Disclosures and Ethics
As a requirement of publication the authors have provided signed confirmation of their compliance with ethical and legal obligations including but not limited to compliance with ICMJE authorship and competing interests guidelines, that the article is neither under consideration for publication nor published elsewhere, of their compliance with legal and ethical guidelines concerning human and animal research participants (if applicable), and that permission has been obtained for reproduction of any copyrighted material. This article was subject to blind, independent, expert peer review. The reviewers reported no competing interests.
Supplementary Files
Supplementary Table 1. The list of land plant SS genes used for phylogeny reconstruction in this study.

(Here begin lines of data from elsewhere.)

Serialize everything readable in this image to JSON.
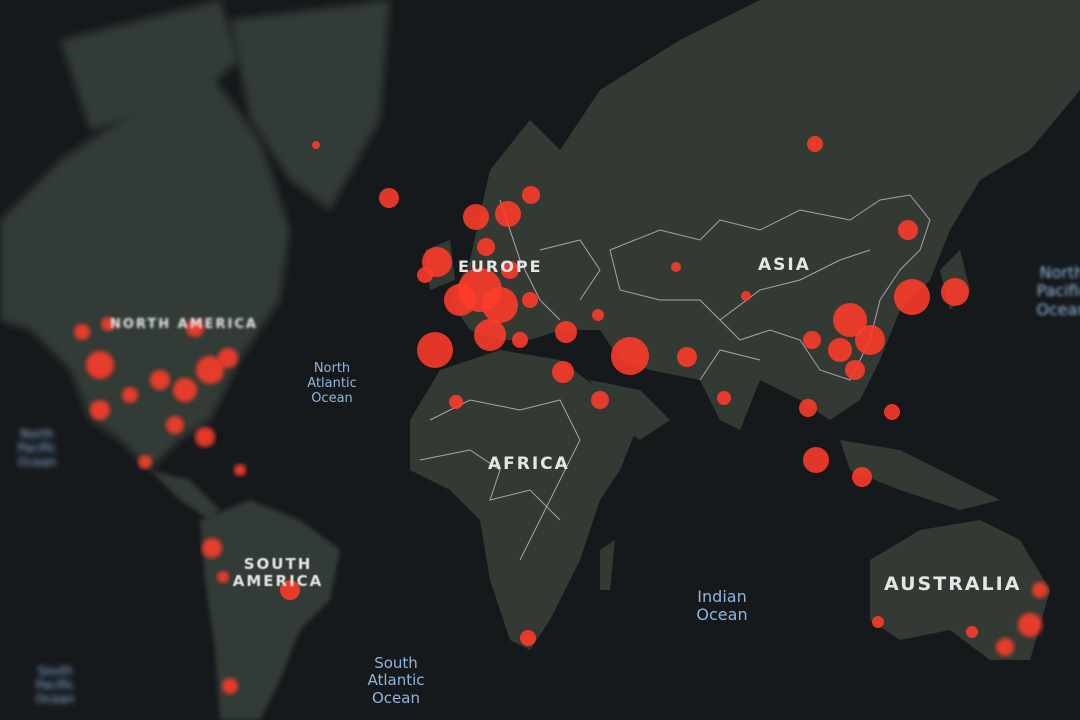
{
  "map": {
    "colors": {
      "background": "#16191c",
      "land": "#333a34",
      "borders": "#c9c9d6",
      "dots": "#ff3b2a",
      "ocean_labels": "#8fb6dc",
      "continent_labels": "#e6e6e6"
    },
    "continent_labels": {
      "north_america": "NORTH AMERICA",
      "south_america": "SOUTH AMERICA",
      "europe": "EUROPE",
      "asia": "ASIA",
      "africa": "AFRICA",
      "australia": "AUSTRALIA"
    },
    "ocean_labels": {
      "north_atlantic": "North Atlantic Ocean",
      "south_atlantic": "South Atlantic Ocean",
      "indian": "Indian Ocean",
      "north_pacific_west": "North Pacific Ocean",
      "north_pacific_east": "North Pacific Ocean",
      "south_pacific": "South Pacific Ocean"
    },
    "markers": "red-circle-markers"
  }
}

Supplementary Table 2. Prediction of positive selection for each SS subfamily in land plants under the site-specific model.
Supplementary Table 3. Detection of positive selection for each cassava SS gene under the branch-site model.
Supplementary Figure 1. The phylogeny of plant SS genes including genes in C. reinhardtii. The numbers above the major branches show the bootstrap values from maximum likelihood and distance analyses, respectively. The loci for each C. reinhardtii gene are: CrSSI-1, Cre12.g521700; CrSSI-2, Cre04.g215150; CrSSII, Cre03.g185250; CrGBSS, Cre17.g721500; CrSSIII-1, Cre13.g579600; CrSSIII-2, Cre06.g282000; CrSSIII-3, Cre16.g663850; CrSSV, Cre16.g665800.
Supplementary Figure 2. The alignment and critical amino acids contributing to type I functional divergence between subfamilies SSI and SSII. Only the aligned amino acids are displayed. The sites with posterior probability higher than 0.95 for type I functional divergence are denoted by shadowing.
Supplementary Figure 3. The alignment of the SSI subfamily and the positively selected sites in MeSSI. The sites detected to be influenced by positive selection in MeSSI are denoted by shadowing.
Supplementary Figure 4. The alignment of the GBSS subfamily and the positively selected sites in MeGBSS-1. The sites detected to be influenced by positive selection in MeSSI are denoted by shadowing.